Carta a un peruano
Me tomo la libertad de escribirle porque soy un historiador mexicano que quiere al Perú. Estoy convencido de que su país se juega la vida en las próximas elecciones. Desde hace muchos años he estudiado los populismos latinoamericanos y sé bien que su mezcla letal de culto a la personalidad, dogmatismo ideológico, mentira propagandística e irresponsabilidad económica destruye a los países, no por unos años, no por un período: los destruye para siempre. Y no quiero que eso ocurra con el Perú.
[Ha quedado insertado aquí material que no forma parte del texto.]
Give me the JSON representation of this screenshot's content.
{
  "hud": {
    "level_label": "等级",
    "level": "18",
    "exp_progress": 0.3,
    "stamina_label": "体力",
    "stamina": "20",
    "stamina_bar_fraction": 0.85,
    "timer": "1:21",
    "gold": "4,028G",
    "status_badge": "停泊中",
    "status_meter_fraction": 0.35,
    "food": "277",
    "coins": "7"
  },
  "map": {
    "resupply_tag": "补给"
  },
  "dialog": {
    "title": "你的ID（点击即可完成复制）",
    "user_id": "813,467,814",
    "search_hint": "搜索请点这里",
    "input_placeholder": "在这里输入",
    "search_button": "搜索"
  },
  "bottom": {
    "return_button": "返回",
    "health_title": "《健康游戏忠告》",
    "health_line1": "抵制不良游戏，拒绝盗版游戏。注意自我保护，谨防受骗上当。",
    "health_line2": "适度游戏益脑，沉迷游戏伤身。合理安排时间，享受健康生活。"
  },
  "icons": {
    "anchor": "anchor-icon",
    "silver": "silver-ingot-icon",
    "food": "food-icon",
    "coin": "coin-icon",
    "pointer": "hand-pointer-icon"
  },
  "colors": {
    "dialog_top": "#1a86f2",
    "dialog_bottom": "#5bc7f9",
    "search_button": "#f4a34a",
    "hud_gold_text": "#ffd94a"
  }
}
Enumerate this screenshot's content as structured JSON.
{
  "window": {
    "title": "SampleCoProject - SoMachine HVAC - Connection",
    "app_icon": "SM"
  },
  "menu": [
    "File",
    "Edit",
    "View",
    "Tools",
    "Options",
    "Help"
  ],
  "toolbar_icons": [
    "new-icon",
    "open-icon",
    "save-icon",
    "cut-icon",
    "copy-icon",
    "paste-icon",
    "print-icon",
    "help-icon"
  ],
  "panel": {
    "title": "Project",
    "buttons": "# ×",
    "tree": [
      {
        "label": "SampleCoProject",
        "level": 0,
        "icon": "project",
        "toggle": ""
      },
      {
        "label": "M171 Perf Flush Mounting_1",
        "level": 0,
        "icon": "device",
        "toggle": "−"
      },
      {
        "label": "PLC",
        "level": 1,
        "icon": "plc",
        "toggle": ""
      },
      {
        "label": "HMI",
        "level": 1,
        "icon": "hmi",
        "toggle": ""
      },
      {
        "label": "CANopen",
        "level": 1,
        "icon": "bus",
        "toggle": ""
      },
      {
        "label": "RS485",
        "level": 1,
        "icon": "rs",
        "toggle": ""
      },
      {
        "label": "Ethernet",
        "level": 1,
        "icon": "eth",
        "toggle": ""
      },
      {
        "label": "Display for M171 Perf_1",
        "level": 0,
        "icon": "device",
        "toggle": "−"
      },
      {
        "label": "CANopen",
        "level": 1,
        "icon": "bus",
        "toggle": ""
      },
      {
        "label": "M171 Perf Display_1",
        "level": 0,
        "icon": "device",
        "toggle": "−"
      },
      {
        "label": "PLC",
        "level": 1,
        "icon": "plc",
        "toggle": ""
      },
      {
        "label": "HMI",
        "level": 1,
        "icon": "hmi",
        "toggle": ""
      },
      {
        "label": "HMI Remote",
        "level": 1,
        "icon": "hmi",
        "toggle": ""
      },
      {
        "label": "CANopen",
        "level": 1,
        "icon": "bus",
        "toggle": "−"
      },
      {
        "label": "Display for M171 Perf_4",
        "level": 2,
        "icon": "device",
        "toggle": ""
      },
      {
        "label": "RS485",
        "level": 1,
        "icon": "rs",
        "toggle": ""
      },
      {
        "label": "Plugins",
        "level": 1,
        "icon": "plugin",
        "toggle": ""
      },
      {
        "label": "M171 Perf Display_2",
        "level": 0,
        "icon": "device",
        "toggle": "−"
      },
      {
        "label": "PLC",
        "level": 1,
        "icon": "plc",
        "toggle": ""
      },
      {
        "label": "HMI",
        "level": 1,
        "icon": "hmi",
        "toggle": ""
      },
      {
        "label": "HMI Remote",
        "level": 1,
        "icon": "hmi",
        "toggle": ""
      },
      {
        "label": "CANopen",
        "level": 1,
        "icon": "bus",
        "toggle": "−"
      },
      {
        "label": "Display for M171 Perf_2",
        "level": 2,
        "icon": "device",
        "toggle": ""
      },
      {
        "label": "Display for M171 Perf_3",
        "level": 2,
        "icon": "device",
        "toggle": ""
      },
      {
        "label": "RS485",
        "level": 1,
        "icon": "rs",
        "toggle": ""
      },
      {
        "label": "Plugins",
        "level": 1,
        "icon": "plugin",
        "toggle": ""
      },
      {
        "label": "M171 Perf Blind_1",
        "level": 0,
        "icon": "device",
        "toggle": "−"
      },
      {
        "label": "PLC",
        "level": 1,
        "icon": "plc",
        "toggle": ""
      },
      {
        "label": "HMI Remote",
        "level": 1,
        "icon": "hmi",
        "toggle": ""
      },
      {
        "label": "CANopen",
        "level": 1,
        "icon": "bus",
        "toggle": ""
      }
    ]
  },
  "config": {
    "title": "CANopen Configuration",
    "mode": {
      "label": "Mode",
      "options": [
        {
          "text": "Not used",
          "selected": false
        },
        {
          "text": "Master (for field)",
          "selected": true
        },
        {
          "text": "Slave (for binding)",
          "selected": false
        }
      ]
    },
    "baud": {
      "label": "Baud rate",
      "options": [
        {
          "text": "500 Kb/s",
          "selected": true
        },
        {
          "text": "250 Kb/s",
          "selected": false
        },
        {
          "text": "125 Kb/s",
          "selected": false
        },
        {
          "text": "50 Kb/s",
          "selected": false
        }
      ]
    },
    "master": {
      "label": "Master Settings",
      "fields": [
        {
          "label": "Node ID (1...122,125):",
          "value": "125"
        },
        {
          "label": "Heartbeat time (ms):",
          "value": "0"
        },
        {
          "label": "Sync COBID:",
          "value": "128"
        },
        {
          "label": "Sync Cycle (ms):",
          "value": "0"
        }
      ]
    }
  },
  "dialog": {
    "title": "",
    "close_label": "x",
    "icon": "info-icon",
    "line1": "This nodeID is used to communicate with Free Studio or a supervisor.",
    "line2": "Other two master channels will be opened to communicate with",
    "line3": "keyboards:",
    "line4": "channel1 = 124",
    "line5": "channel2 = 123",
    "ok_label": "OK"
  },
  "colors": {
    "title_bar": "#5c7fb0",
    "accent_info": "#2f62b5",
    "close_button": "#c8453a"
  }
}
Tampoco quise que ocurriera en Venezuela. En 2009 escribí El poder y el delirio, donde expliqué las razones por las que creía que ese régimen hundiría a Venezuela en la crisis más severa de su historia. Pero nunca imaginé la dimensión de la tragedia: hoy Venezuela, el país más rico del mundo en reservas petroleras, es, junto con Haití, el más pobre de América. Y no solo eso: es una dictadura feroz, un Estado forajido. Cinco millones de venezolanos han debido emigrar de su patria, un millón de ellos al Perú. Encuéntrelos usted, y formule una pregunta muy sencilla: ¿lo que el comandante Hugo Chávez prometió al llegar al poder es similar a lo que promete el profesor Pedro Castillo? Verá usted que sí, que las promesas son las mismas. Y los resultados, tarde o temprano, créame, serán los mismos.
No soy ciego a los dolores históricos del Perú. Lo visité por primera vez en 1979. Entonces, conocí el retraso de la región andina frente a la costa, la postración y pobreza de sus mayorías indígenas, la omnipresencia (en el idioma, en el trato social, en las disputas políticas) de terribles enconos étnicos. Poco después la democracia peruana desplazó a los regímenes militares, pero para entonces su país había caído en el horror de la guerrilla Sendero Luminoso y el precipicio del populismo económico.
Pasaron diez años hasta mi siguiente visita. “No hay límites para el deterioro”, leí en un libro de Mario Vargas Llosa. Y era verdad: un ejército de niños pordioseros invadía las zonas comerciales de Lima, los militares patrullaban las calles en espera del siguiente acto de sabotaje, los secuestros y asesinatos se habían vuelto noticia diaria, los cambistas agitaban sus fajos de “intis” devaluados.
Y, sin embargo, el Perú despertó. Frente a ese drama, Vargas Llosa proponía un programa de liberalización que acotaba el papel económico (no social) del Estado. Su derrota fue dolorosa, pero su proyecto fue adoptado en alguna medida por Alberto Fujimori. La desaparición de la guerrilla fue un alivio, pero nada justificó jamás el carácter dictatorial y corrupto del régimen de Fujimori.
El Perú merecía amanecer al siglo XXI con otro horizonte. Y pareció que apuntaba. Soy testigo de la esperanza que concitaron Alejandro Toledo, Alan García y Ollanta Humala, Pedro Pablo Kuczynski, y la terrible decepción que dejó cada uno por motivos diversos y un denominador común: la corrupción. Y, sin embargo, a lo largo de ese mismo período, el desarrollo del Perú fue sorprendente.
Deploro los pésimos gobiernos y la irresponsabilidad e ineptitud de la clase política. Sé muy bien que la pandemia ha empobrecido de nuevo, dramáticamente, al Perú. Y sé que muchas de las viejas llagas siguen abiertas o se han abierto aún más. Pero su país necesita recobrarse, ganar tiempo. No todo está perdido, por eso sería suicida perderlo todo. Keiko Fujimori está a años luz de ser una candidata ideal, pero es la candidata posible para que el Perú no se precipite al abismo donde se encuentra Venezuela. Si triunfa, además de mostrar que puede gobernar con absoluta transparencia y rectitud, debería propiciar el debate público, que es la mejor vía para el surgimiento de nuevos liderazgos.
Sí hay futuro para el Perú. Sí hay ideas innovadoras para atender a la población más necesitada. Sí hay vías para que lleguen al poder nuevas generaciones. Por eso le pido que vote por ese futuro posible.